Добавить в цитаты Настройки чтения

Страница 42 из 131

— Жить зачем? Кому она нужна, такая жизнь!..

…Гремело в праздничном переливе свечей и лампад многократно повторенное: «Всякое дыхание да хвалит господа!..»

В школу ходил. За железной оградой двери настежь в церковь, из них выплывал синий вечерний дымок. Подошел ближе — в темной глубине мерцающий блеск множества огоньков. На паперти людей не было. Оглянулся Алеша, не видит ли кто, куда собрался учительский сынок, и нырнул в церковь. За старухами в темных платках пристроился. Не успел оглядеться, священник в праздничном облачении провозгласил с амвона торжественно громко, нараспев: «Всякое дыхание да хвалит господа…»

Хор подхватил, повторил эти странно-непонятные, величаво-спокойные слова.

Смысл простой оказался. Объяснил татусь. Покосился, но расспрашивать не стал, где услышал сын это изречение. «Дыхание» — значит живое. Пока дышишь, то и живешь. Жизнь как бы в награду дана.

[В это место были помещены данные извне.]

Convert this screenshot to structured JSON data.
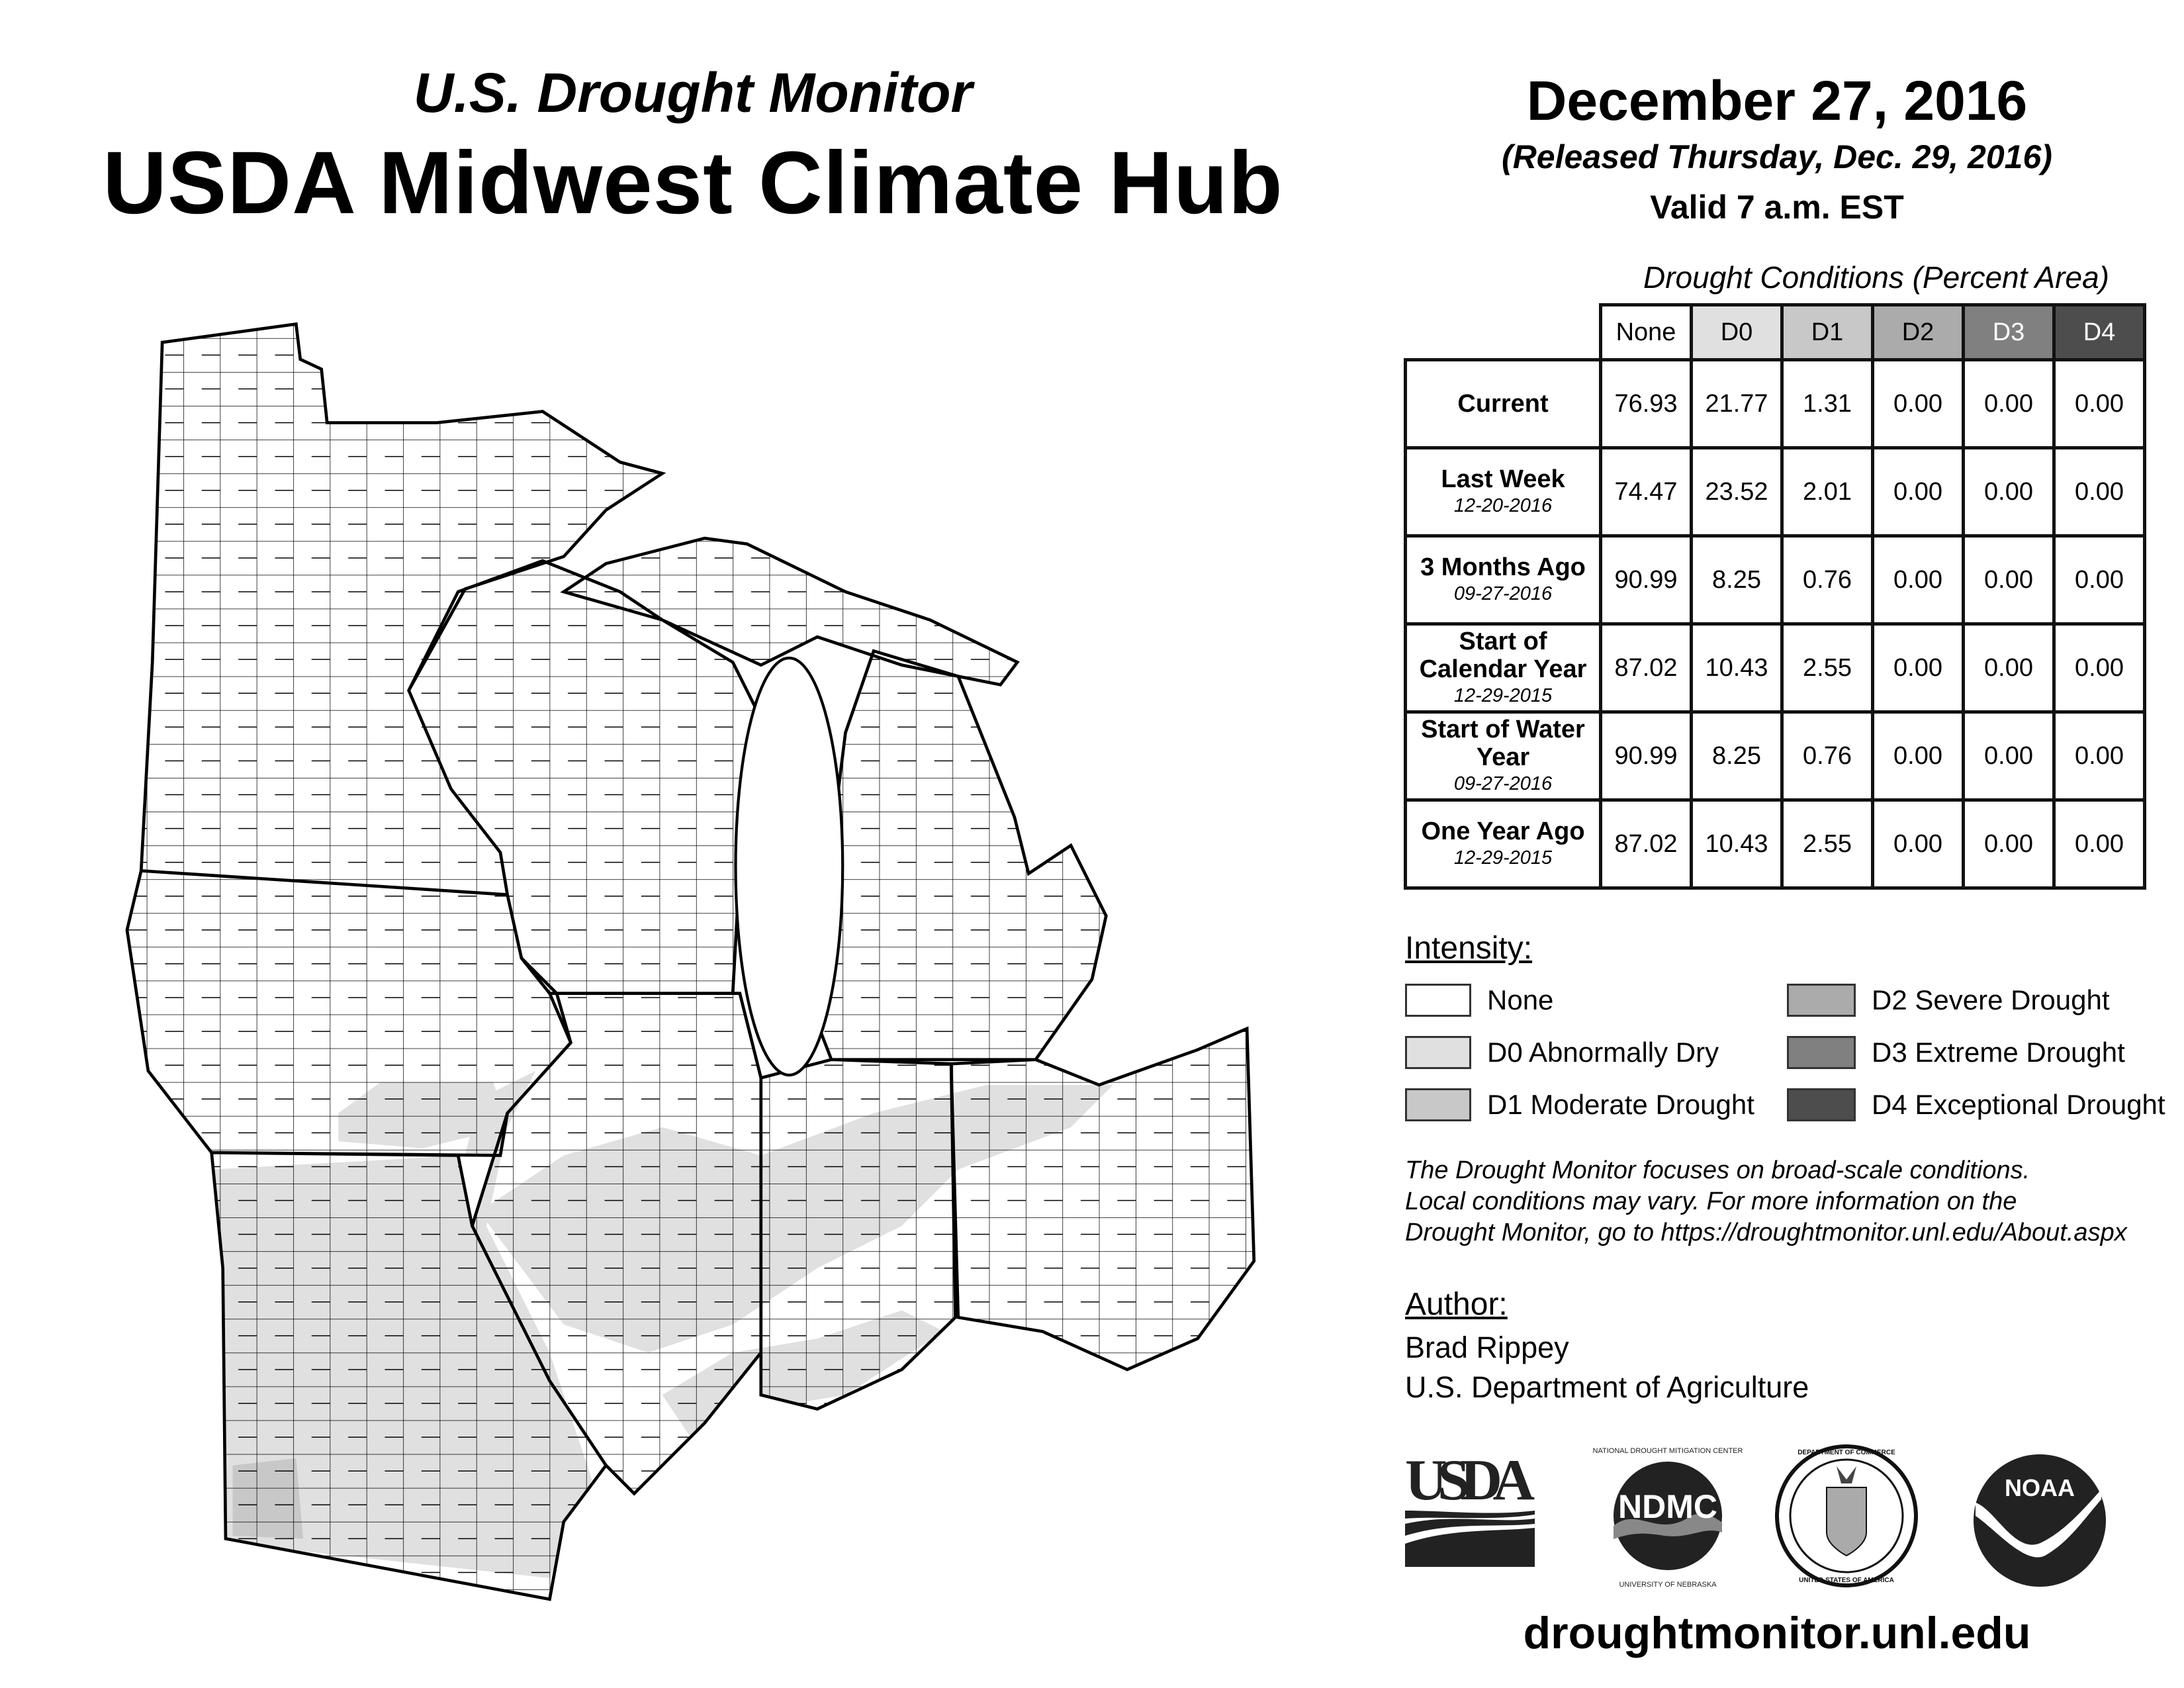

Понравились эти слова. Запомнились. Жизнь-то действительно в радость. Кого за нее хвалить — дело десятое. На реку в жаркий день. Корову рано поутру по росе на выгон отогнать. Первый помидор на грядке ухватить, выждать, пока нальется тугой красной, сладостью, и «хрумкнуть» на восходе, когда домой огородами с выгона возвращаешься. Мяч с ребятами гонять в поле дотемна. На молотилке до седьмого пота, до смертельной устали. Книги читать, жить сразу многими жизнями.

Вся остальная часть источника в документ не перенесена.